Она не шутила. В голосе у нее звенела зловещая истерическая нотка. Немного погодя, она стала жаловаться, втягивая с шипением воздух, что у нее «там внутри все болит», что она не может сидеть, что я разворотил в ней что-то. Пот катился у меня по шее, и мы чуть не переехали маленькое животное — не белку, — перебегавшее шоссе с поднятым трубой хвостом, и опять моя злая спутница обозвала меня негодяем. Когда мы остановились у бензинного пункта, она выкарабкалась без единого слова и долго отсутствовала. Медленно, ласково, пожилой друг со сломанным носом обтер мне переднее стекло — они это делают по-разному в каждом месте, употребляя целую гамму приспособлений, от замшевой тряпки до намыленной щетки: этот орудовал розовой губкой.

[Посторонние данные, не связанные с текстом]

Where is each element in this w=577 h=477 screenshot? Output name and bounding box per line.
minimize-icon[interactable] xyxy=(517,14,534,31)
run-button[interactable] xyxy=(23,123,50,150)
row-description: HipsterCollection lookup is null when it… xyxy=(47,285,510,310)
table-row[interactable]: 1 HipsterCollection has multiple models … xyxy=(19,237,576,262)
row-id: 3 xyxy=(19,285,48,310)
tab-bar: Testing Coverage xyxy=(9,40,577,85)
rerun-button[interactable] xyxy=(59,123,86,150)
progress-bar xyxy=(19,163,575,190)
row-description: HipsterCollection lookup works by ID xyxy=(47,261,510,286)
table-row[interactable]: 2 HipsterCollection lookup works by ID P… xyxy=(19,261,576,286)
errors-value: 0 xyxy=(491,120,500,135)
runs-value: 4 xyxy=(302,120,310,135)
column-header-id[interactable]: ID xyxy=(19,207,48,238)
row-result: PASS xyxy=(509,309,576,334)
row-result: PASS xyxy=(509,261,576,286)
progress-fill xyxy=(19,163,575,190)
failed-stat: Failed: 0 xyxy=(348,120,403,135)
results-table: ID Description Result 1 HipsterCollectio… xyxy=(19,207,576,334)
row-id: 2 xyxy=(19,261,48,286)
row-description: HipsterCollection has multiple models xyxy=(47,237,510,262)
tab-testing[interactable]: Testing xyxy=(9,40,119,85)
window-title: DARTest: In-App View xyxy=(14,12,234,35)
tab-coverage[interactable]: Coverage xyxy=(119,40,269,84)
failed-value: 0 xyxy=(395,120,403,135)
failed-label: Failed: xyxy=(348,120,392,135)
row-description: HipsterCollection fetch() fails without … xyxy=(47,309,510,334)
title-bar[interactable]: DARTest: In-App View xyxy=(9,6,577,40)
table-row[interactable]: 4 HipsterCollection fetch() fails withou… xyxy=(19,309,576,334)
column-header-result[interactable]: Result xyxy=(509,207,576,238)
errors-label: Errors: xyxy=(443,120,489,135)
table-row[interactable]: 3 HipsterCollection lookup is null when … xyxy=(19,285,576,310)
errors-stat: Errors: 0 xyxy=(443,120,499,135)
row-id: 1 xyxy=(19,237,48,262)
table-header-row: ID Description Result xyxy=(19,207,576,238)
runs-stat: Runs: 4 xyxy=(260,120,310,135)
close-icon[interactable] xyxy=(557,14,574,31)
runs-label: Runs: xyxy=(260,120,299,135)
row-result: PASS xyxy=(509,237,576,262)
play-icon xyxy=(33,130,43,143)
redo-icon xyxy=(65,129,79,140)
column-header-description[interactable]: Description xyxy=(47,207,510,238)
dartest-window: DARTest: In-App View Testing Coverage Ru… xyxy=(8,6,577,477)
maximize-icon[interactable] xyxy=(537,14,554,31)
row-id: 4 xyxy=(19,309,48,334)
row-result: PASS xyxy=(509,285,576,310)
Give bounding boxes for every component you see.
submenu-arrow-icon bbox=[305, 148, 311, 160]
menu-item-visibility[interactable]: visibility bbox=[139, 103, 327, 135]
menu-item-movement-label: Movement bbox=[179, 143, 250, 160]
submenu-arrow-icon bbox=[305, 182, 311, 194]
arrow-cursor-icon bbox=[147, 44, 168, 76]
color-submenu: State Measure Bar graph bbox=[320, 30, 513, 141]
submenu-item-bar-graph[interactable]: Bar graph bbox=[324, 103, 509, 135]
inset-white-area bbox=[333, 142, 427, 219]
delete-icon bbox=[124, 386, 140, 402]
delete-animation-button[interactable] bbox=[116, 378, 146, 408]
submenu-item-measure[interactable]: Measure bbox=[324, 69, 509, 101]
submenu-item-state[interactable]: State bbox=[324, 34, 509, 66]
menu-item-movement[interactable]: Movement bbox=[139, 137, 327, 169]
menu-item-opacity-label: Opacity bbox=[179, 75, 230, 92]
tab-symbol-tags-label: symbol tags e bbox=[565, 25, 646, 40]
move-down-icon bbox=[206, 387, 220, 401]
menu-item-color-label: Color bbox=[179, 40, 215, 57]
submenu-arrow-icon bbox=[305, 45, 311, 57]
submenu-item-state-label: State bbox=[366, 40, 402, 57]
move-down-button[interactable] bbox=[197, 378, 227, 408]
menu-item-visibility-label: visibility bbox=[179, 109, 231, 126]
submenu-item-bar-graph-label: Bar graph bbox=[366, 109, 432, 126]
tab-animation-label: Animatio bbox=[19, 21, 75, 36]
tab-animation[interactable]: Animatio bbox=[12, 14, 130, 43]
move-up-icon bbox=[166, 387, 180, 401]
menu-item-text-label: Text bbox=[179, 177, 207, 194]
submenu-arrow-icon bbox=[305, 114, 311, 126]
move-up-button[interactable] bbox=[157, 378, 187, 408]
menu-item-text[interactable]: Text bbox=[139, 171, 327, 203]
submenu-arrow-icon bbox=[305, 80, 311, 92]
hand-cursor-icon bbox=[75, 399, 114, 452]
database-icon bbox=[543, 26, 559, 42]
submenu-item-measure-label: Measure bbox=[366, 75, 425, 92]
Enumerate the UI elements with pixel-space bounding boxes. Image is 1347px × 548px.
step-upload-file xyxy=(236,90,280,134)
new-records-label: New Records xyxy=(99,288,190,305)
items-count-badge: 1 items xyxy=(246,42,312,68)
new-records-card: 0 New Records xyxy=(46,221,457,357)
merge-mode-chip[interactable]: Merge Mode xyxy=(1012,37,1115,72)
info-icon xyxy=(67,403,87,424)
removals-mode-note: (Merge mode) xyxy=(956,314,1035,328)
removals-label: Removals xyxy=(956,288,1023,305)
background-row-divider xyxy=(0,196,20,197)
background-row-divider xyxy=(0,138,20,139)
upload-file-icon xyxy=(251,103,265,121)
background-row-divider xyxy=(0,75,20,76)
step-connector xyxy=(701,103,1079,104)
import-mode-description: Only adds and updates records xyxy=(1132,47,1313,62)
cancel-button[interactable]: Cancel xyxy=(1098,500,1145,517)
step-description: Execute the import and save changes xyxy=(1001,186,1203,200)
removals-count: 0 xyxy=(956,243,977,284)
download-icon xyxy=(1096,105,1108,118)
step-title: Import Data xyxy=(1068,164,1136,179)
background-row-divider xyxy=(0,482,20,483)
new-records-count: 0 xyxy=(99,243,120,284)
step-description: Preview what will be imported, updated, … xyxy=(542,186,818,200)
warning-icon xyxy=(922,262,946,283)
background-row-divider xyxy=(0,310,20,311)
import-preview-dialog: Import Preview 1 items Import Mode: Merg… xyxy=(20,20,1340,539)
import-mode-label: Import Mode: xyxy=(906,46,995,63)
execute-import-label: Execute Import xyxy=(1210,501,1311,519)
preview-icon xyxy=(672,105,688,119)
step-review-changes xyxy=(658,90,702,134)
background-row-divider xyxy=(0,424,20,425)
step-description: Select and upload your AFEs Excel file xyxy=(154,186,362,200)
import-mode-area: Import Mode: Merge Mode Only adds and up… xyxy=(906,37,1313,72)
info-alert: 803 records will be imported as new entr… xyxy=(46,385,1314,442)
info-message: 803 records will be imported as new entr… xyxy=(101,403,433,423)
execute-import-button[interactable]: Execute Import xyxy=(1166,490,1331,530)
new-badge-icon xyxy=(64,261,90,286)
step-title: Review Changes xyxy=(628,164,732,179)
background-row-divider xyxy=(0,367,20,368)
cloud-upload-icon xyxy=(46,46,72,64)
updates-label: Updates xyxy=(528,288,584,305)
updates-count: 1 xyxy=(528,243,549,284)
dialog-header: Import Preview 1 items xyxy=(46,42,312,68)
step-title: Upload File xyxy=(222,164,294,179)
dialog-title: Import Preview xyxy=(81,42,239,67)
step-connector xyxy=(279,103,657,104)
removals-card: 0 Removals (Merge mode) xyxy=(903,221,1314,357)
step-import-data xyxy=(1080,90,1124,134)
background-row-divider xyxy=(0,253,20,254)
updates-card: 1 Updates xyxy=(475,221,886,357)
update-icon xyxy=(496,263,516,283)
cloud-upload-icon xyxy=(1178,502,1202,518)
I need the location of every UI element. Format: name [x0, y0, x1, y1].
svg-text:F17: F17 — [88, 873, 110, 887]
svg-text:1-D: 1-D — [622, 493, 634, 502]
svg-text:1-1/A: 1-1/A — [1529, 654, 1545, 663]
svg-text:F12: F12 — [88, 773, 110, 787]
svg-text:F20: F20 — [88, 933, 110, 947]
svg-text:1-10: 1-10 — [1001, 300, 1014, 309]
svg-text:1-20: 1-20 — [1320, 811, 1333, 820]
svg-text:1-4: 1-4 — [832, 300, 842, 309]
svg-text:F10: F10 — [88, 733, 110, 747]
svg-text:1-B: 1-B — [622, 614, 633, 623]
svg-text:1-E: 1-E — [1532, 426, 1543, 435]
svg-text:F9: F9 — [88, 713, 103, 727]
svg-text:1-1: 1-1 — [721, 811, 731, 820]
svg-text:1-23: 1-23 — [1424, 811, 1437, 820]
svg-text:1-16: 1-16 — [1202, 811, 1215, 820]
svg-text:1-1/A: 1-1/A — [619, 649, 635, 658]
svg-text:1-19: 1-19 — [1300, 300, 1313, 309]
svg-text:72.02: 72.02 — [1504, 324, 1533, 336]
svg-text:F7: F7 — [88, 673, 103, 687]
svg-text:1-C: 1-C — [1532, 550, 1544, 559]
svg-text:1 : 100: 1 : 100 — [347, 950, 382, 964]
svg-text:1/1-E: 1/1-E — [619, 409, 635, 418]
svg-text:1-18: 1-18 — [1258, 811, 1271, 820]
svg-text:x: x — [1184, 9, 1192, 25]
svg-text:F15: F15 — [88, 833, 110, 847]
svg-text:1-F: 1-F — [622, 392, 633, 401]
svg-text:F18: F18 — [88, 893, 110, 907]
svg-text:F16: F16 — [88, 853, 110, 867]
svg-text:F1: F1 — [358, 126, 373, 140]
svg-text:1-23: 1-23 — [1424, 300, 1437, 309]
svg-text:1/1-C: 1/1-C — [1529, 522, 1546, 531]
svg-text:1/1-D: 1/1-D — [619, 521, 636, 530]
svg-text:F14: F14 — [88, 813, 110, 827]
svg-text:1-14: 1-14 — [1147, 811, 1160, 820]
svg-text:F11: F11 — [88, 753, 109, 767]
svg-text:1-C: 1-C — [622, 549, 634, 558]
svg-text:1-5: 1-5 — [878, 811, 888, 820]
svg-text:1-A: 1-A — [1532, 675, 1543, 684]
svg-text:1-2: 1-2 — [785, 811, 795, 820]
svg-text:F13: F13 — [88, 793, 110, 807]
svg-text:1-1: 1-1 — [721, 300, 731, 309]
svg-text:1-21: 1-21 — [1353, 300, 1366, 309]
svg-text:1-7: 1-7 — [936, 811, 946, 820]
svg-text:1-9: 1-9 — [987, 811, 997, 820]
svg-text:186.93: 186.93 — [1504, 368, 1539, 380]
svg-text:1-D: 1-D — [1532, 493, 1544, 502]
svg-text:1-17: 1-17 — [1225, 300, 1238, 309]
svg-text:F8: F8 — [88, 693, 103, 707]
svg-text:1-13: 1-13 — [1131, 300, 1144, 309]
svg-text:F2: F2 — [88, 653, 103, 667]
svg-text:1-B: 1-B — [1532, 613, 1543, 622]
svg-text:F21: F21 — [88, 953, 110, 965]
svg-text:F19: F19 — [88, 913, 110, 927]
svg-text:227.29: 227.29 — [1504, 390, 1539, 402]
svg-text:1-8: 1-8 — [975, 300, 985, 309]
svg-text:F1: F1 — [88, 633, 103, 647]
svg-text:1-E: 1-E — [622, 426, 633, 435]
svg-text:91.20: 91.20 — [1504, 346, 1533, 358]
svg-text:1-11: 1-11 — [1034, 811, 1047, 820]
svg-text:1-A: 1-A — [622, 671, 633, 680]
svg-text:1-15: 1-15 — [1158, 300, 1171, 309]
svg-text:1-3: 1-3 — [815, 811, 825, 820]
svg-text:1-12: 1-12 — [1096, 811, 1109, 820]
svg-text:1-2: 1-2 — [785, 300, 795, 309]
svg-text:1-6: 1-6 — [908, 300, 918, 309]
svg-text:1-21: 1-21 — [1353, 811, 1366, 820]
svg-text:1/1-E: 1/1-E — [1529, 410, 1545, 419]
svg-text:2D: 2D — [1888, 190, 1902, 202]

Наконец она появилась: «Слушай», — сказала она тем нейтральным тоном, от которого мне делалось так больно: «Дай мне несколько пятаков и гривенников. Я хочу позвонить маме в больницу. Как номер?»
«Садись в автомобиль», ответил я. «Ты не можешь звонить по этому номеру».
«Почему?»
«Влезай — и захлопни дверь».
Она влезла и захлопнула дверь. Старик-гаражист улыбнулся ей лучезарно. Мы вымахнули на дорогу.
«Почему я не могу позвонить маме, если хочу?»
«Потому», сказал я, «что твоя мать умерла».
33
В веселом Лепингвиле я купил ей четыре книжки комиксов, коробку конфет, коробку гигиенических подушечек, две бутылки кока-колы, маникюрный набор, дорожные часы со светящимся циферблатом, колечко с настоящим топазом, теннисную ракету, роликовые коньки, приделанные к высоким белым сапожкам, бинокль, портативную радиолку, жевательной резины, прозрачный пластиковый макинтош, темные очки, много еще носильных вещей — модных свитеров, штанишек, всяких летних платьев…
В тамошней гостинице у нас были отдельные комнаты, но посреди ночи она, рыдая, перешла ко мне и мы тихонько с ней помирились. Ей, понимаете ли, совершенно было не к кому больше пойти.